Q: Now that the regime has changed, is your family planning on taking any legal action against the previous regime for the ordeal that you went through?

We are not vindictive people. We are not that kind of family, and part of the reason for that is that our family is educated to realize that this is not how things should be. In our minds, what happened was due to a personal vendetta against us. So, I don’t think we will go after them and I believe justice will prevail.

Q: Let me be very frank and ask you whether you or any member of your family was closely acquainted with anyone in the Rajapaksa family?

Absolutely not, a lot of people say that she was made CJ because she was ‘aligned’ with the Rajapaksas and that it was a political appointment. Constitutionally, the CJ is appointed by the President of the country up to this point. In that case then, every single CJ is a political appointment. At the time she was appointed as a Judge by the former President Chandrika Bandaranaike Kumaratunge; they said because they were both Bandaranayakes (even though the spelling was different), that was the reason she was appointed. That was also not true. The fact of the matter is our family has no connection with the former government or the Rajapaksa family. The reason people say that is because they want to create a connection to explain what took place. But that is not the case. We are not politicians. I want it to be very clear that there was no connection between the former President or the President before that.

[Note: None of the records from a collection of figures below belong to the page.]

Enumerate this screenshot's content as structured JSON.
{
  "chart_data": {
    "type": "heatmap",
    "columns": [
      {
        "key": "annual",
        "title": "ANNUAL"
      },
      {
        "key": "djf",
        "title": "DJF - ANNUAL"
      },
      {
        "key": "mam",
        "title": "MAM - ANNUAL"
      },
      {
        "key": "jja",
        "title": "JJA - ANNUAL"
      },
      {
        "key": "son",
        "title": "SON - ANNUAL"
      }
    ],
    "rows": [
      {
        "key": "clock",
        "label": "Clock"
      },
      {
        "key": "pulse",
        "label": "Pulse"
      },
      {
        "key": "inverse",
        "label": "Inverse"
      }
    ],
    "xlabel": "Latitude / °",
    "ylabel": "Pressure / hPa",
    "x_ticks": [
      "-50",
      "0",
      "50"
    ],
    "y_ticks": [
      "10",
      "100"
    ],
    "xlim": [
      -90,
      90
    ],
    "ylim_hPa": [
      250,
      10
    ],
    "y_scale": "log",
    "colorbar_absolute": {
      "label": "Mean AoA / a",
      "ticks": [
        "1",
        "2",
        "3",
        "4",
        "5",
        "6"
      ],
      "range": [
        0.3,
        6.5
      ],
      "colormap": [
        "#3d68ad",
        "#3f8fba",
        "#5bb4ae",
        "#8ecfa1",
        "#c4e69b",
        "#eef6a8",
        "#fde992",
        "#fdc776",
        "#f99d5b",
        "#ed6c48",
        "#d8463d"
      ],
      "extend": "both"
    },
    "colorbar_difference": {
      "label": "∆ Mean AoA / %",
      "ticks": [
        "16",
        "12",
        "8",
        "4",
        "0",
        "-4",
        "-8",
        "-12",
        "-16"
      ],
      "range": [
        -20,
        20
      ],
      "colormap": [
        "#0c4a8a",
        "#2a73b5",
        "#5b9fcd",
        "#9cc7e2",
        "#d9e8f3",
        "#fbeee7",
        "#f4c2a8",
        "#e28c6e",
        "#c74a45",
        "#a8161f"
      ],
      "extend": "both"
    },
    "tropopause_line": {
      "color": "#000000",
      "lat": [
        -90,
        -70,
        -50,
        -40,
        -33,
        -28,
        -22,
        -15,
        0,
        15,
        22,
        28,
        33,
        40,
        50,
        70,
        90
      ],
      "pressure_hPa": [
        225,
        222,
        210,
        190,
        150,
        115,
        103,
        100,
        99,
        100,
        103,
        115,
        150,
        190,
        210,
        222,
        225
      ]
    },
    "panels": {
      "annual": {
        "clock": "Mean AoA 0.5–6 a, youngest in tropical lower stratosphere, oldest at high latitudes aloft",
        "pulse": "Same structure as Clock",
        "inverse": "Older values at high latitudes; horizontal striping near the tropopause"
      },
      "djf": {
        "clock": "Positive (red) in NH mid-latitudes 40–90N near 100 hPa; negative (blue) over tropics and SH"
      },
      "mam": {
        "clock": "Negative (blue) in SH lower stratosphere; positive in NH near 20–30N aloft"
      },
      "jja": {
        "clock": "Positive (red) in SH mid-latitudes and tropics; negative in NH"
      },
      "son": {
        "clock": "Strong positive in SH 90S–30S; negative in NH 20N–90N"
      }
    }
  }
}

Q: Are you friends with the former President’s sons?

No, I have never met or spoken to them.

Q: What compelled you to comment on Namal Rajapaksa’s post on Facebook about his mother?

There is a reason. I am usually very silent on Facebook or any other public forums. It is because of the unfortunate fact that whenever I say something, it is construed as coming from my mother – that because she doesn’t talk, she speaks through me. However, I am my own individual and I have my own opinion.

The reason I made that recent comment on Namal Rajapaksa’s post was because Mr. Rajapaksa might not have had a sense of what happened during their tenure. I don’t blame him. In fact, I empathize with him, as a son, for what he must be going through. The reason why I mentioned was that because after the shift in January, that it might have numbed him to everything that must have happened before and it might have been surreal for him just like it was surreal to me when the impeachment was happening. He should realize at least from my perspective, that this was the same feeling I felt two years ago. I only mentioned myself and my family in that comment.

Q: Has Namal responded?

No, he has not, and I don’t think he would either because the appropriate response would be an apology but that would not come.

Q: Do you have any plans of entering into politics someday?

Not at this time. I am not the kind of politician that is accepted in society now perhaps. I am not the politician that this country wants right now but may need someday.

Q: Do you have anything else you would like to add?

My parents are not going to talk publicly. At this point of time, while justice has prevailed, in terms of their cases, those are still pending. The reason is because it is probably not as easy to finish something as it is to start it, specifically when it comes to a Court of Law. And knowing the type of people my parents are, they don’t want to go through the backdoor and get it finished off. They want it done properly and there are procedures that need to be followed. But to expedite them would be brilliant. My parents’ passports are still impounded and because of this we cannot attend my graduation in UK in July. So while justice has prevailed in the public light, there is still unfinished business. In some ways, for us personally, it is still going on.